At the end of the last post, I considered continuing, but I decided to break this off into a new one. My question was going to be about the people that I can completely deal with, as a matter of fact I can usually honestly say I love them, in a friend-loving way, BUT they seem to think that there is or was a rift between us. That's kind of frustrating because I think to myself, "well you and i have traits that cause us to clash a bit, but I can get past that." But when they assume this rift, it's as if they're saying the same thing, except they CAN'T get past it, which could mean there's something wrong with ME! But what is it?
Let's delve. There are personality tests, and I'll use 2 different ones just in case anyone is familiar with either.
REVIEW:
There are 4 basic personality traits, and people have some degree of all 4. BUT, what decides their personality are the dominant traits. So here are the 4 (I'm not going really deep into this, so you can assume/imagine the rest)
Extroverted:
DOMINANT, lion, my way
INFLUENCE, otter, fun way
Introverted:
STABILITY, golden retreiver, easy way
COMPLIANCE, beaver, right way
I'm going to refer to these as D, I, S, and C, since those are the shortest. I took this test in high school and was and I and an S (with the first one listed, I, being the most dominant trait). Jason, I believe, and I would guess, is a D and a C. Chris, I would guess, is a pretty close race between S and I, with some C in there right before D at the bottom.

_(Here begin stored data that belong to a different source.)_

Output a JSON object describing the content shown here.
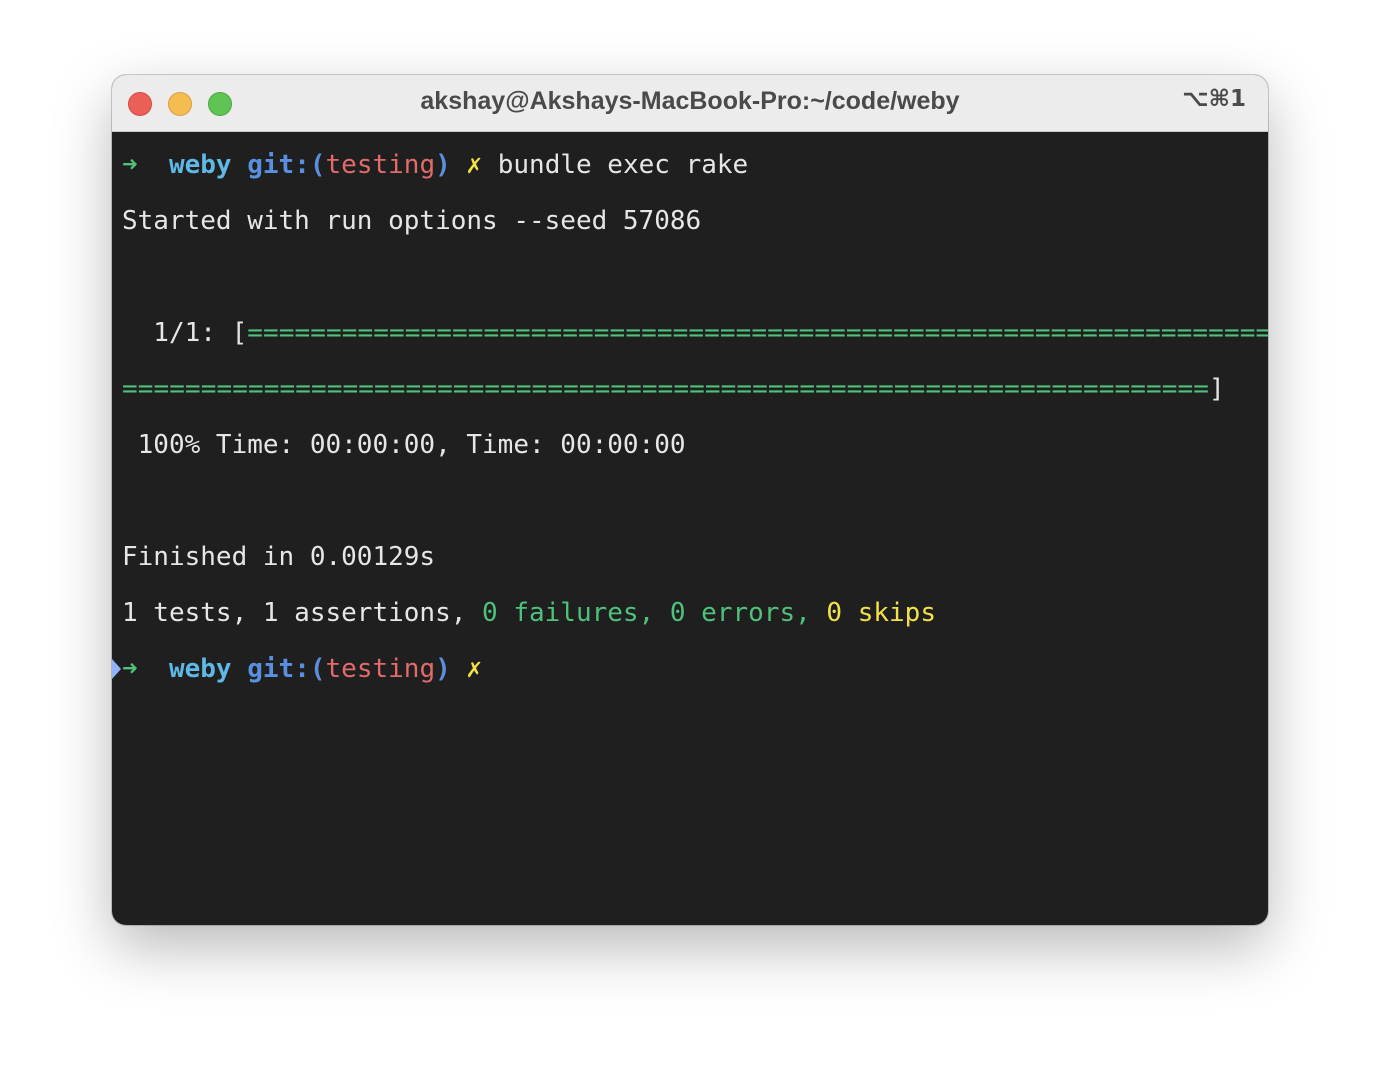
{
  "window": {
    "title": "akshay@Akshays-MacBook-Pro:~/code/weby",
    "shortcut": "⌥⌘1"
  },
  "colors": {
    "background": "#1f1f1f",
    "prompt_arrow": "#4ec27a",
    "dir": "#5fb8e6",
    "git": "#5a8fe0",
    "branch": "#e26a6a",
    "dirty": "#f2e24a",
    "pass": "#4ec27a",
    "skip": "#f2e24a"
  },
  "prompt": {
    "arrow": "➜",
    "dir": "weby",
    "git_open": "git:(",
    "branch": "testing",
    "git_close": ")",
    "dirty_mark": "✗"
  },
  "lines": {
    "command": "bundle exec rake",
    "seed": "Started with run options --seed 57086",
    "progress_label": "  1/1: ",
    "progress_open": "[",
    "progress_bar_1": "=================================================================",
    "progress_bar_2": "=====================================================================",
    "progress_close": "]",
    "time": " 100% Time: 00:00:00, Time: 00:00:00",
    "finished": "Finished in 0.00129s",
    "summary_prefix": "1 tests, 1 assertions, ",
    "summary_failures": "0 failures, 0 errors, ",
    "summary_skips": "0 skips"
  },
  "progress": {
    "completed": 1,
    "total": 1,
    "percent": 100
  }
}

The tension between myself and those described in the 2nd sentence of this post is due, I think, to a simple personality difference. Let me use specific examples, keeping in mind that I like both of these people tremendously. Both of these people have specifically pointed out or shown by example or I heard through the grapevine that "we haven't always gotten along."
1.) A.J. has very extroverted characteristics. I would guess D and I are his top 2. I am also extroverted, but my I is very high and my D is pretty low. I think, "We can get along, we just could eventually get on each other's nerves if together for too long." He probably thinks close to the same thing, but I have a feeling his dominant D makes him deep down think, "there's not enough room in this town for the both of us."
2.) Laura Hal. is also a D. I guess I didn't need two separate sections, huh?
So, in summary, two extroverted people, particularly if at least one is a D, have a much higher tendency of clashing since they're often strong-willed, thick-headed, and crazy. That's why many couples naturally turn out to be a mix of extro- and introverts. For example, Jason (straight out of the lion's den) and Jessica (such a S-weetie), Adam (can act extro- but is technically intro-, an S to be exact) and Laura ( extro-), Shawn and Amy.
Interesting and personal side-note: introverts can be together, but one of them has to be able to take the extroverted position sometimes. For this reason, Shawn and Amy works better than Jon and Amy. At least 16-year-old Jon, BUT THERE AIN'T NO SECOND CHANCES IN THIS GAME, BABY!!!
For some reason, Jason and I don't clash. Not that we haven't ever, but it was never long-lasting. Maybe it's because subconsciously, we know we both have extroverted/dominant characteristics, so we choose to never compete for the same position. For example, we don't cowrite a blog, because that's not natural for us. We've had leadership questions before, but there were clear delineations between positions and it ended up working fine. Once I had to submit to Jason regarding something at camp since he was head counselor, I can't remember the issue. In a different leadership position that we were forced to somewhat share, Jason decided to concede leadership to me to avoid confrontation.
J and AJ may have band related clashes, naturally and predictably. Jon could have band issues with Dan and the rest of the band, but as an introvert, Jon would bring the issue to someone else instead of actually speaking with Dan.
I always used to be able to show my true "I" to family and even some people in grade/junior high school, unless they were too cool. When I hung around with certain people, though, my "I" was completely snuffed. All these people were very strong D or I, while I was just a fresh social "I." There was Josh M, AJ, Joe V, Drew S, Dan Z, etc. You could not even get a word out without one of these guys making a joke over you. I have never stopped being intimidated by Josh M, probably because I haven't seen him for a few years. When you're around him, he's just so extraordinarilly confident and ADHD (and admittedly, funny), that I could never shake the feeling that nothing I said was funny enough, or at least he was ready to jump in and take over again.
I think this kind of psychology is interesting. Was I destined to turn out the way I did? What if I just never hung out with those kids again? Would my personality finally find its way out in a different circle of friends? Would it be the same?
Actually, my personality didn't find its way out in that circle of friends. It was with other friends, my best friend was always someone less dominant than me. Interesting. Then, after I was a little more confident, I could mingle in the other circle, but without ever really feeling a confident equal until a couple years ago.
Please share your experience and thoughts.